Take one slice of bread, coat liberally with mayonnaise, and pour dry tang onto the bread, Take the other slice of bread and cover. Pinch the edges of the bread together all the way around. This step is vitally important to prevent the Tang from falling out. Enjoy.

Welsh Tangbit

  • 1 lb. or .5 Kg of spicy Italian sausage,
  • 1/2 Cup or 250ml of Tang (Dry)
  • Toast
  • One couch, wooden bed frame or other combustible substance
  • 1 skillet
  • Tang (but not that wimpy sugar-free formulation)
  • 1 handful of Sheep Jizz

Under an electric range, set couch or other upholseterd item(s) aflame. Upon obtaining sufficient heat output, brown sausage in large skillet. Remove to serving plate. Add Tang to leftover skillet grease, mixing well to form that delicate sauce (known as TangyGravy). Take care to remove from heat immediately prior to sugar carmelization, around 230 degrees Fahrenheit. Place sausages on toast; TangyGravy to taste. Serve hot.


  • 1 recipe for brownies from scratch
  • 1 canister Tang
  • Just a pinch of Jizz

Add entire contents of canister to the brownie mix. Optionally leave out chocolate.

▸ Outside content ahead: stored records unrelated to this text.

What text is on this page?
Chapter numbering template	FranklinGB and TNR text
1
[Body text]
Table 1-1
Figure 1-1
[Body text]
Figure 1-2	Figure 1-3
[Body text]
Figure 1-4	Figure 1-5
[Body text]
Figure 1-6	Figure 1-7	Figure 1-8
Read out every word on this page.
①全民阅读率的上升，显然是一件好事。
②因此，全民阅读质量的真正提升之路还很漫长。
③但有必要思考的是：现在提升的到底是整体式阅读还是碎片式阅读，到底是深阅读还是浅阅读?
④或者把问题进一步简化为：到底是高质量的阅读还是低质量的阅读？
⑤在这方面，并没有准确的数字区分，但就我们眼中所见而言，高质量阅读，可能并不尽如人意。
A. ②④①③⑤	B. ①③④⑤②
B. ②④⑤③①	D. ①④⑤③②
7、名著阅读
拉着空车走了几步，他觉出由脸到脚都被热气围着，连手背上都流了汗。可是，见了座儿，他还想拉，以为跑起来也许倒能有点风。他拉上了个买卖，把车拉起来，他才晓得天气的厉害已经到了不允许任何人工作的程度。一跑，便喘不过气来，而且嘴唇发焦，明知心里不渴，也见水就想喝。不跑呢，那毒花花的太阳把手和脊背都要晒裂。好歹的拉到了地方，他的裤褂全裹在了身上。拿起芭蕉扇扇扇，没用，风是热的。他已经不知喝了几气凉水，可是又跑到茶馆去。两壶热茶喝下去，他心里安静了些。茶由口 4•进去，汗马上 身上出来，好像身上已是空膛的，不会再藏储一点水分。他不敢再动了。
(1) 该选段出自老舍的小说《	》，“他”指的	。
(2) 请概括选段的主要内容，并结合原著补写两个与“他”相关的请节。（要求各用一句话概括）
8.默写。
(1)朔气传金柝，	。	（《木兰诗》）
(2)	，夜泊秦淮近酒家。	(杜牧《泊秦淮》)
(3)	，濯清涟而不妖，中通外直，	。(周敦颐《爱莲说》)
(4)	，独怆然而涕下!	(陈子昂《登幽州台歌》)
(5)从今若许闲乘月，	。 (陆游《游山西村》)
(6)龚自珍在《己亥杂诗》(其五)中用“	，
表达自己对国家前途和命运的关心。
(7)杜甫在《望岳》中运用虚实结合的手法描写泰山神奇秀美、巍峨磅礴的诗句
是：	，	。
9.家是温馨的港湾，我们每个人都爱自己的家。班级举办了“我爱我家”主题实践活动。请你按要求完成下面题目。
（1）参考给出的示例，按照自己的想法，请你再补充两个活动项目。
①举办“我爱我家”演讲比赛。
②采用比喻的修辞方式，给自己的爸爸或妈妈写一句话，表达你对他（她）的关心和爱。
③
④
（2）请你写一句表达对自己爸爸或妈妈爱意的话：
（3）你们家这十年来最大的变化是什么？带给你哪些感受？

You may also choose to make "Magic Tangies".

The Tang-Over

Julia Childs, who brazenly ripped off this recipe from Irma Rombauer, recommends consuming after a long night of heavy kitten huffing.

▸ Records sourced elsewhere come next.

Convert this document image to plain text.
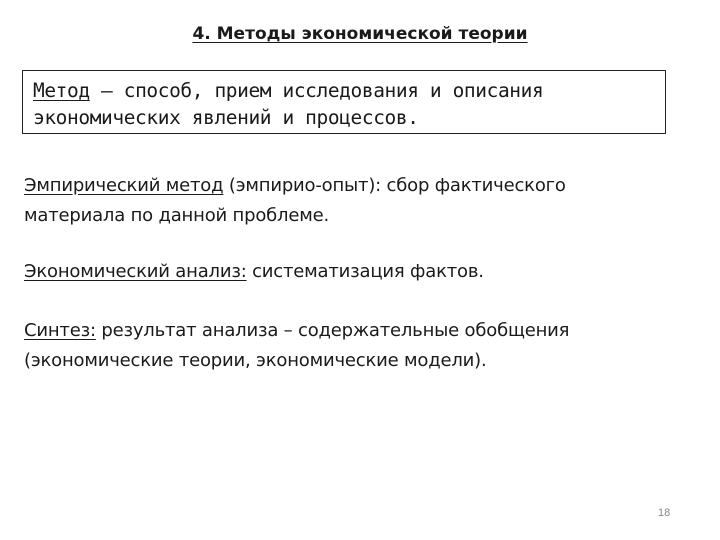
4. Методы экономической теории
Метод – способ, прием исследования и описания
экономических явлений и процессов.
Эмпирический метод (эмпирио-опыт): сбор фактического
материала по данной проблеме.
Экономический анализ: систематизация фактов.
Синтез: результат анализа – содержательные обобщения
(экономические теории, экономические модели).
18
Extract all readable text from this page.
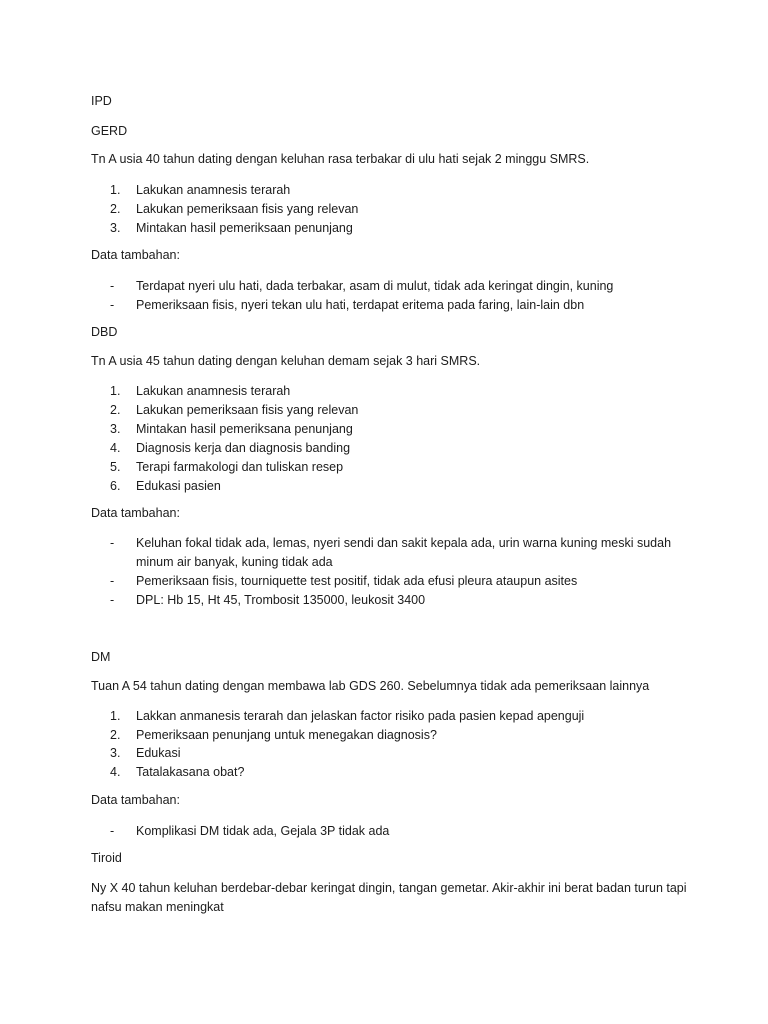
IPD

GERD

Tn A usia 40 tahun dating dengan keluhan rasa terbakar di ulu hati sejak 2 minggu SMRS.

1. Lakukan anamnesis terarah
2. Lakukan pemeriksaan fisis yang relevan
3. Mintakan hasil pemeriksaan penunjang

Data tambahan:

- Terdapat nyeri ulu hati, dada terbakar, asam di mulut, tidak ada keringat dingin, kuning
- Pemeriksaan fisis, nyeri tekan ulu hati, terdapat eritema pada faring, lain-lain dbn

DBD

Tn A usia 45 tahun dating dengan keluhan demam sejak 3 hari SMRS.

1. Lakukan anamnesis terarah
2. Lakukan pemeriksaan fisis yang relevan
3. Mintakan hasil pemeriksana penunjang
4. Diagnosis kerja dan diagnosis banding
5. Terapi farmakologi dan tuliskan resep
6. Edukasi pasien

Data tambahan:

- Keluhan fokal tidak ada, lemas, nyeri sendi dan sakit kepala ada, urin warna kuning meski sudah minum air banyak, kuning tidak ada
- Pemeriksaan fisis, tourniquette test positif, tidak ada efusi pleura ataupun asites
- DPL: Hb 15, Ht 45, Trombosit 135000, leukosit 3400

DM

Tuan A 54 tahun dating dengan membawa lab GDS 260. Sebelumnya tidak ada pemeriksaan lainnya

1. Lakkan anmanesis terarah dan jelaskan factor risiko pada pasien kepad apenguji
2. Pemeriksaan penunjang untuk menegakan diagnosis?
3. Edukasi
4. Tatalakasana obat?

Data tambahan:

- Komplikasi DM tidak ada, Gejala 3P tidak ada

Tiroid

Ny X 40 tahun keluhan berdebar-debar keringat dingin, tangan gemetar. Akir-akhir ini berat badan turun tapi nafsu makan meningkat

  • 40oz Steel Reserve or Olde English 800
  • 1 cup Rice Krispees
  • 1 unwashed bowl
  • 3 Advil
  • Tang to taste
  • any Jizz you can get your hands on!

Recover unwashed bowl from sink; pass under stream of water to remove the bits of whatever-it-was that you were eating last night. Open beer with teeth. Pour Rice Krispees. Advil. Tang too. Eat. Oh no. Hold it in, come on baby, you can do it. You gotta absorb that Advil! Oh, Dear God, No. (Muffled silence.) Okay, just repeat after me: liquor to beer, never fear. Beer to liquor, never ughlgh... (I don't feel so good...)


  • 1 cup tang
  • 1 clean razor blade ( or dirty, doesnt matter )
  • 1 straw ( a rolled up label from the tang container can be used for added effect )
  • 2 pieces of toilet paper
  • 1 adrenaline shot

Pour entire cup of Tang on table. Use razor blade to chop up into a finer powder, if possible. Use straw to inhale through nose (for greater effect, try inhaling as fast as possible with as much tang as possible). After a couple of minutes of sugar shock and shortend breath, procede to place toilet paper up your nostrils to prevent massive blood loss. Depending on how much tang has been snorted, you may need an adrenaline shot for revival. Side effects include orange nostrils, shortend attention span, shortened breath, shortened life, high blood pressure, and slurred speech.